We spun up a mock downstream service with FastAPI. The /health endpoint deliberately sleeps for 200 ms and then returns {"status": "ok"}. The client fires 100 concurrent requests using three different approaches, and we measure total elapsed time and resource usage.

Approach 1: Synchronous sequential — predictably slow

# sync_demo.py — 同步请求，一个接一个
import time
import requests

URLS = [f"http://localhost:8000/health" for _ in range(100)]

def check_sync():
    results = []
    for url in URLS:
        resp = requests.get(url, timeout=5)
        results.append(resp.json())
    return results

if __name__ == "__main__":
    start = time.perf_counter()
    check_sync()
    elapsed = time.perf_counter() - start
    print(f"同步耗时: {elapsed:.2f}s")   # 20.3s 左右

Unsurprisingly, 100 × 200 ms = 20 seconds. The thread spends all its time waiting for network I/O while the CPU sits nearly idle. That’s with only 100 requests; at 1 000 the system would be effectively frozen for three minutes with zero concurrency.

Approach 2: Multithreading — looks concurrent, full of traps

# thread_demo.py — 100 个线程并发
import time
import requests
from concurrent.futures import ThreadPoolExecutor, as_completed

URLS = [f"http://localhost:8000/health" for _ in range(100)]

def fetch(url):
    return requests.get(url, timeout=5).json()

def check_thread():
    results = []
    with ThreadPoolExecutor(max_workers=100) as executor:
        futures = {executor.submit(fetch, url): url for url in URLS}
        for future in as_completed(futures):
            results.append(future.result())
    return results

if __name__ == "__main__":
    start = time.perf_counter()
    check_thread()
    elapsed = time.perf_counter() - start
    print(f"多线程耗时: {elapsed:.2f}s")  # 第一次 8.5s，后来波动在 3~6s

The first run took 8.5 seconds, with CPU usage instantly spiking to 90%. Python’s GIL is released during I/O, but creating 100 threads, the constant context switching, and lock contention add enormous overhead.

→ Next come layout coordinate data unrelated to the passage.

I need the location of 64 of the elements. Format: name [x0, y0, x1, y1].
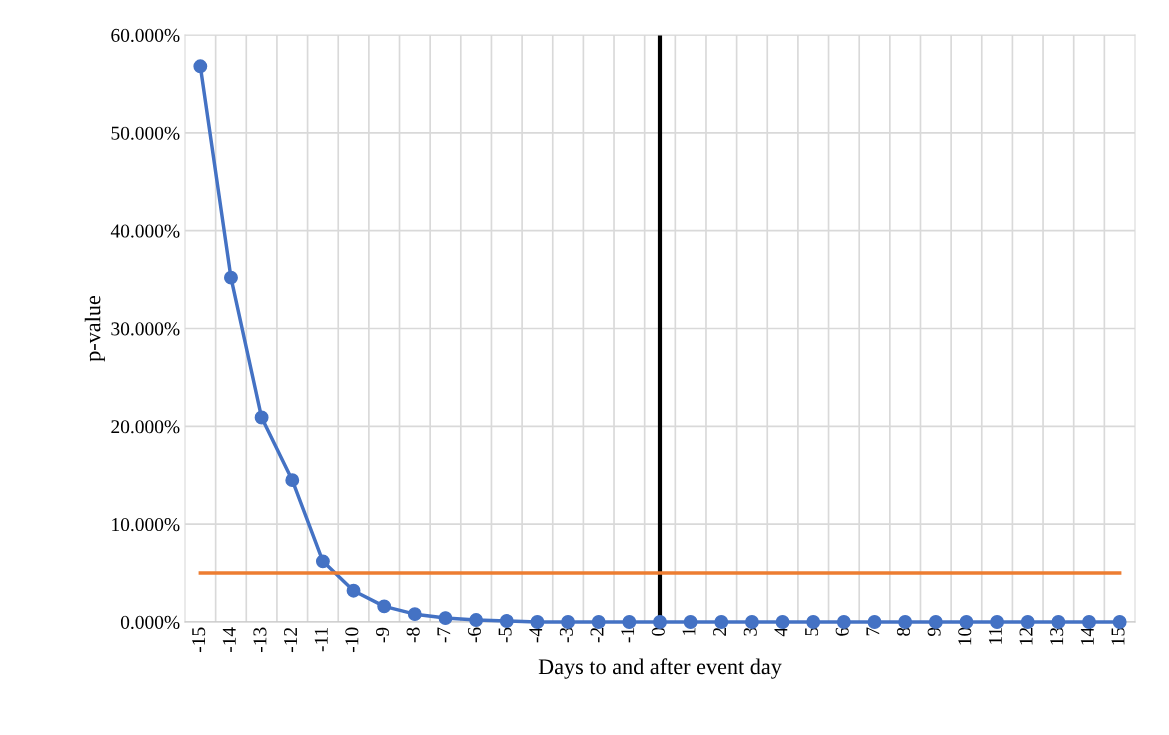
x-tick-label: 7 [866, 627, 880, 636]
point [561, 615, 576, 629]
point [224, 270, 238, 285]
x-tick-label: -8 [406, 627, 420, 643]
point [714, 615, 729, 629]
point [377, 599, 392, 614]
point [438, 611, 453, 626]
x-tick-label: -7 [437, 627, 451, 643]
y-tick-label: 50.000% [111, 126, 180, 140]
point [775, 615, 790, 629]
x-tick-label: -12 [284, 627, 297, 653]
x-tick-label: -1 [621, 628, 635, 643]
x-tick-label: 12 [1019, 627, 1033, 645]
y-tick-label: 40.000% [110, 224, 180, 238]
x-tick-label: -4 [529, 627, 543, 643]
point [285, 473, 300, 488]
x-tick-label: 2 [713, 627, 726, 636]
x-tick-label: 8 [896, 627, 911, 636]
x-tick-label: 0 [651, 627, 665, 636]
point [1020, 615, 1035, 629]
point [836, 615, 851, 629]
point [499, 614, 514, 628]
point [990, 615, 1005, 629]
x-tick-label: 10 [958, 627, 972, 645]
point [806, 615, 821, 629]
x-tick-label: -5 [498, 627, 512, 643]
point [315, 554, 330, 569]
x-tick-label: -2 [590, 627, 604, 643]
point [407, 607, 422, 622]
point [683, 615, 698, 629]
y-axis-title: p-value [84, 295, 105, 362]
point [1112, 615, 1127, 629]
y-tick-label: 20.000% [111, 420, 180, 434]
x-tick-label: -3 [559, 627, 573, 643]
point [530, 615, 545, 629]
x-tick-label: 15 [1111, 627, 1125, 645]
x-tick-label: 14 [1080, 627, 1094, 645]
x-tick-label: 9 [927, 627, 941, 636]
point [591, 615, 606, 629]
x-tick-label: 11 [988, 628, 1002, 644]
point [1082, 615, 1096, 629]
y-tick-label: 10.000% [112, 517, 180, 532]
y-tick-label: 60.000% [111, 28, 180, 43]
x-axis-title: Days to and after event day [538, 658, 782, 679]
x-tick-label: -13 [253, 627, 267, 653]
x-tick-label: -11 [314, 628, 328, 652]
x-tick-label: 1 [682, 628, 696, 635]
y-tick-label: 30.000% [111, 322, 180, 336]
point [346, 583, 361, 598]
point [254, 410, 269, 425]
x-tick-label: 5 [805, 627, 819, 636]
point [622, 615, 637, 629]
x-tick-label: 4 [774, 627, 788, 637]
x-tick-label: -9 [375, 627, 390, 643]
point [469, 613, 484, 627]
x-tick-label: -14 [222, 627, 236, 653]
point [193, 59, 208, 74]
y-tick-label: 0.000% [120, 615, 180, 630]
x-tick-label: 13 [1050, 627, 1064, 645]
x-tick-label: -10 [345, 627, 359, 653]
x-tick-label: 3 [743, 627, 757, 636]
x-tick-label: -6 [467, 627, 481, 643]
x-tick-label: 6 [835, 627, 849, 636]
x-tick-label: -15 [192, 627, 206, 653]
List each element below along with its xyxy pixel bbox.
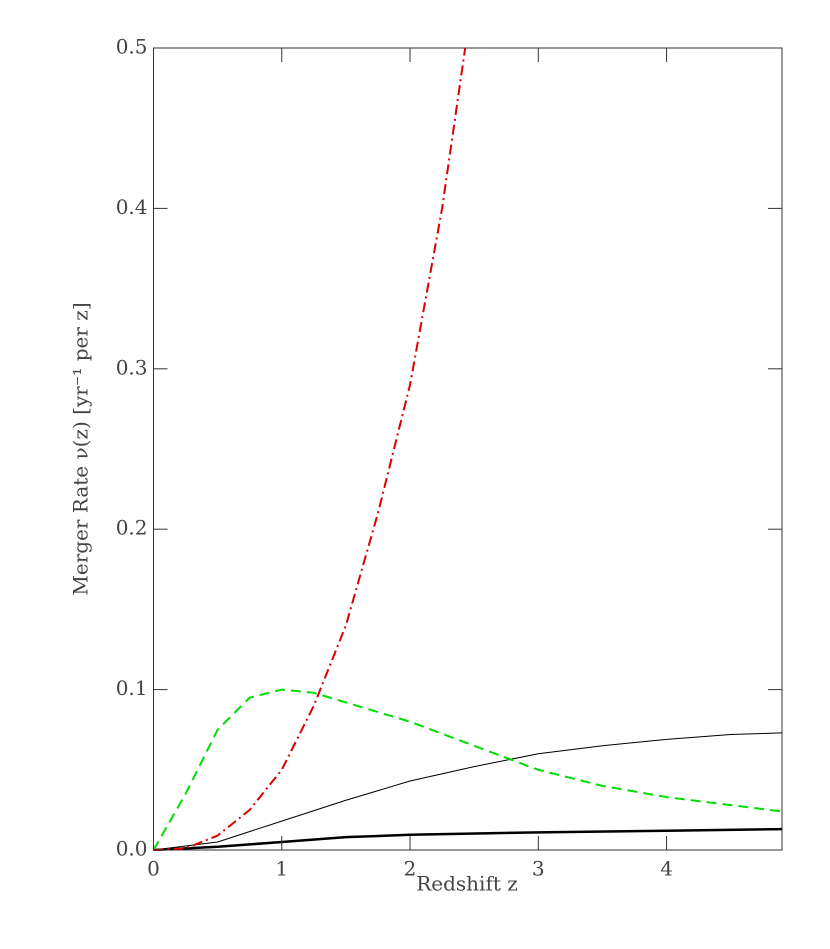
x-tick-label: 0	[147, 857, 160, 881]
y-tick-label: 0.4	[116, 195, 148, 219]
x-tick-label: 4	[660, 857, 673, 881]
y-axis-label: Merger Rate ν(z) [yr⁻¹ per z]	[69, 302, 93, 595]
y-tick-label: 0.5	[116, 35, 148, 59]
x-tick-label: 3	[532, 857, 545, 881]
x-tick-label: 1	[275, 857, 288, 881]
series-line	[153, 47, 467, 851]
series-line	[153, 688, 783, 851]
series-line	[153, 827, 783, 851]
y-tick-label: 0.0	[116, 837, 148, 861]
y-tick-label: 0.1	[116, 676, 148, 700]
x-axis-label: Redshift z	[416, 872, 518, 896]
plot-frame	[153, 47, 783, 851]
series-line	[153, 732, 783, 851]
y-tick-label: 0.2	[116, 516, 148, 540]
y-tick-label: 0.3	[116, 355, 148, 379]
plot-area	[153, 47, 783, 851]
x-tick-label: 2	[404, 857, 417, 881]
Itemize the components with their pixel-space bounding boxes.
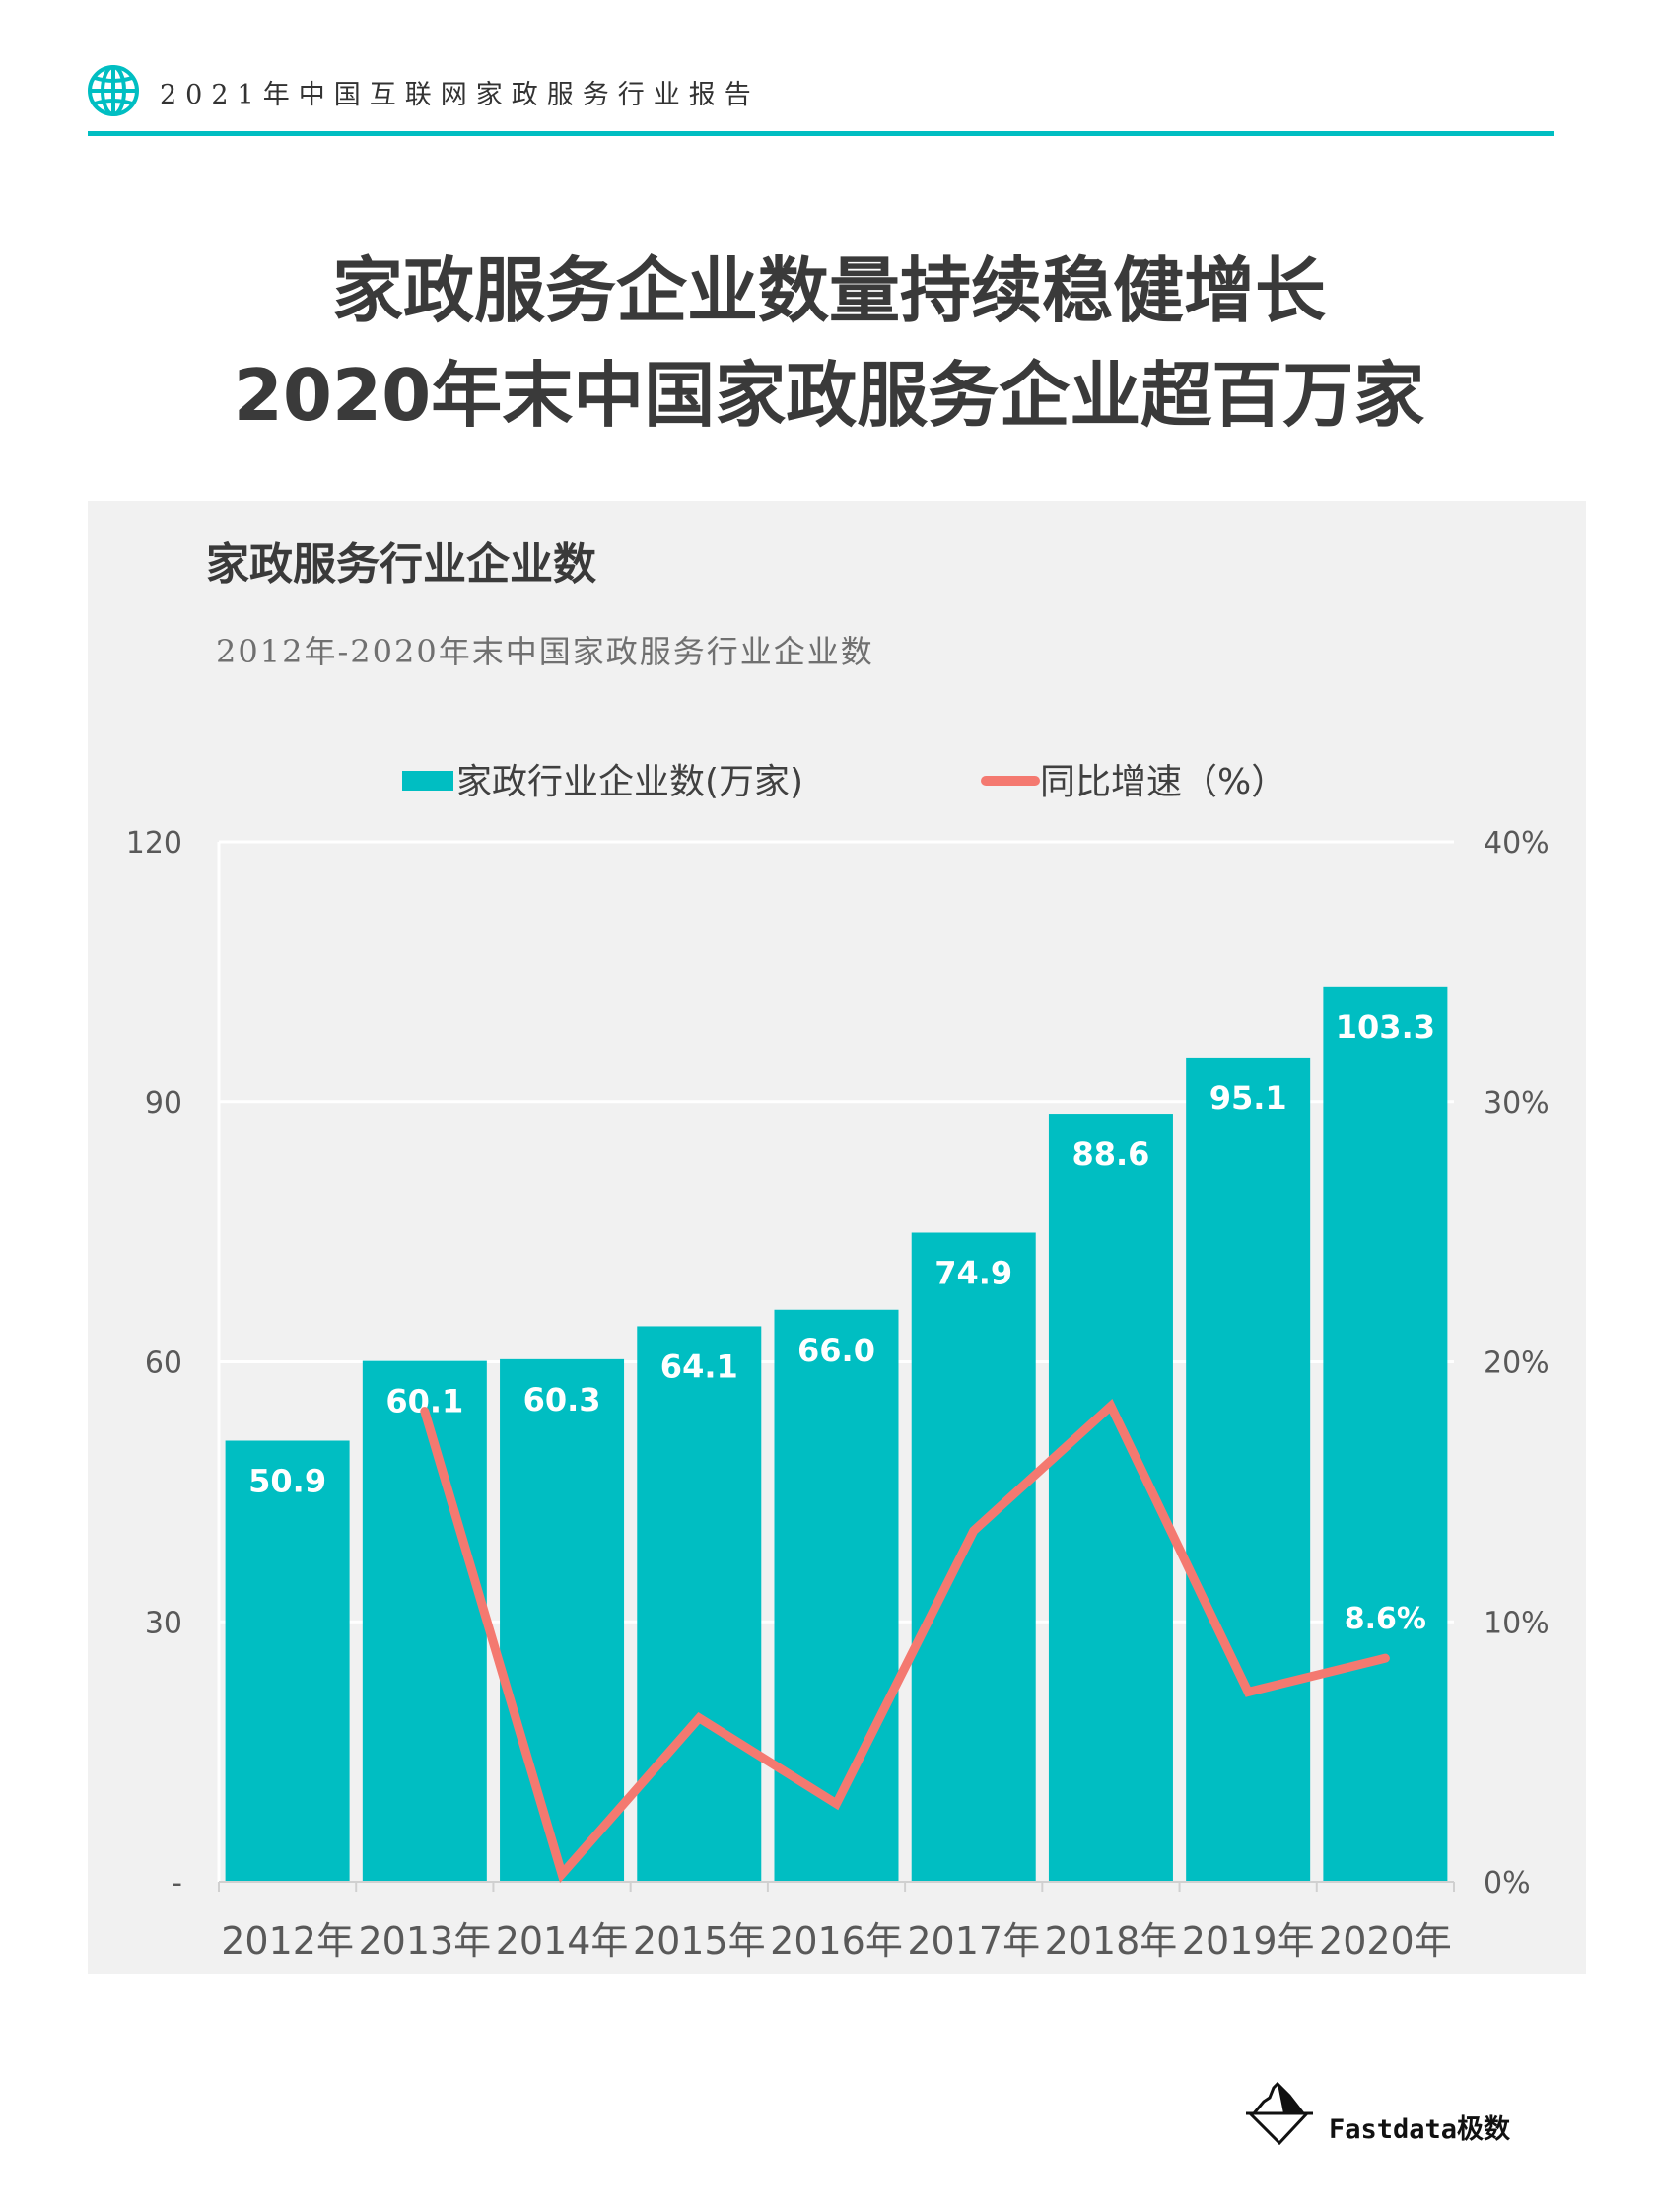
growth-rate-point (698, 1716, 701, 1719)
right-axis-tick: 40% (1484, 826, 1550, 861)
bar-data-label: 64.1 (660, 1348, 738, 1385)
right-axis-tick: 0% (1484, 1866, 1531, 1901)
fastdata-logo-icon (1246, 2082, 1313, 2145)
x-axis-label: 2019年 (1182, 1919, 1315, 1963)
bar-data-label: 88.6 (1071, 1136, 1149, 1173)
growth-rate-point (561, 1873, 564, 1876)
growth-rate-point (423, 1410, 426, 1413)
growth-rate-point (1384, 1657, 1387, 1660)
bar-data-label: 95.1 (1209, 1079, 1287, 1117)
x-axis-label: 2017年 (907, 1919, 1040, 1963)
left-axis-tick: 30 (145, 1606, 182, 1640)
growth-rate-point (1109, 1405, 1112, 1408)
x-axis-label: 2013年 (358, 1919, 491, 1963)
report-header-title: 2021年中国互联网家政服务行业报告 (160, 80, 760, 110)
chart-subtitle: 2012年-2020年末中国家政服务行业企业数 (216, 633, 874, 670)
x-axis-label: 2018年 (1045, 1919, 1178, 1963)
page-title-line1: 家政服务企业数量持续稳健增长 (331, 249, 1326, 332)
growth-rate-point (835, 1802, 838, 1805)
bar (774, 1309, 899, 1882)
growth-rate-point (972, 1529, 975, 1532)
legend-bar-label: 家政行业企业数(万家) (456, 762, 803, 802)
growth-rate-point (1247, 1691, 1250, 1694)
x-axis-label: 2020年 (1319, 1919, 1452, 1963)
growth-rate-line (420, 1398, 1390, 1884)
bar-data-label: 50.9 (248, 1463, 326, 1500)
bar (225, 1440, 350, 1882)
header-divider (88, 131, 1554, 136)
bar-data-label: 74.9 (934, 1255, 1012, 1292)
left-axis-tick: 120 (126, 826, 182, 861)
bar-data-label: 60.3 (523, 1381, 601, 1418)
globe-icon (88, 65, 139, 116)
right-axis-tick: 10% (1484, 1606, 1550, 1640)
left-axis-tick: 90 (145, 1086, 182, 1121)
bar (911, 1232, 1036, 1882)
bar (637, 1326, 762, 1882)
bar-data-label: 103.3 (1336, 1008, 1435, 1046)
fastdata-logo-text: Fastdata极数 (1329, 2114, 1511, 2145)
bar (500, 1358, 625, 1882)
right-axis-tick: 20% (1484, 1347, 1550, 1381)
x-axis-label: 2014年 (496, 1919, 629, 1963)
line-data-label: 8.6% (1345, 1602, 1426, 1636)
legend-bar-swatch (402, 771, 453, 791)
x-axis-label: 2016年 (770, 1919, 903, 1963)
x-axis-label: 2015年 (633, 1919, 766, 1963)
x-axis-label: 2012年 (221, 1919, 354, 1963)
left-axis-tick: 60 (145, 1347, 182, 1381)
legend-line-label: 同比增速（%） (1040, 762, 1286, 802)
bar (1323, 986, 1448, 1882)
chart-title: 家政服务行业企业数 (206, 539, 596, 589)
page-title-line2: 2020年末中国家政服务企业超百万家 (233, 354, 1425, 437)
bar-data-label: 66.0 (797, 1332, 875, 1369)
left-axis-tick: - (172, 1866, 182, 1901)
bar (1186, 1057, 1311, 1882)
right-axis-tick: 30% (1484, 1086, 1550, 1121)
bar (362, 1360, 487, 1882)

When I dialled max_workers down to 30, the time dropped to 2.1 seconds and the CPU settled down—but that turns into “tuning by gut feeling,” and as soon as the thread count rises, the system becomes unstable again.

There’s an even sneakier trap: the requests library isn’t the most thread‑safe choice, its connection‑pool reuse is limited, and occasionally it throws a ConnectionResetError that’s a nightmare to debug.

Approach 3: asyncio + aiohttp — so smooth it feels like cheating

# async_demo.py — 使用 asyncio 和 aiohttp 并发请求
import asyncio
import time
import aiohttp

URLS = [f"http://localhost:8000/health" for _ in range(100)]

async def fetch(session, url):
    try:
        async with session.get(url, timeout=5) as resp:
            return await resp.json()
    except Exception as e:
        return {"error": str(e)}

async def check_async():
    async with aiohttp.ClientSession() as session:
        tasks = [fetch(session, url) for url in URLS]
        results = await asyncio.gather(*tasks)
    return results

if __name__ == "__main__":
    start = time.perf_counter()
    asyncio.run(check_async())
    elapsed = time.perf_counter() - start
    print(f"asyncio 耗时: {elapsed:.2f}s")  # 稳定在 0.45~0.60s

All 100 tasks are scheduled inside a single event loop and dispatched asynchronously. The total elapsed time is determined only by the slowest I/O call, consistently coming in under 0.6 seconds. CPU usage never topped 15%, and memory usage stayed almost perfectly flat. When my boss saw the results on the monitoring dashboard he asked if I had secretly added more servers—turns out I just rewrote the code with async/await.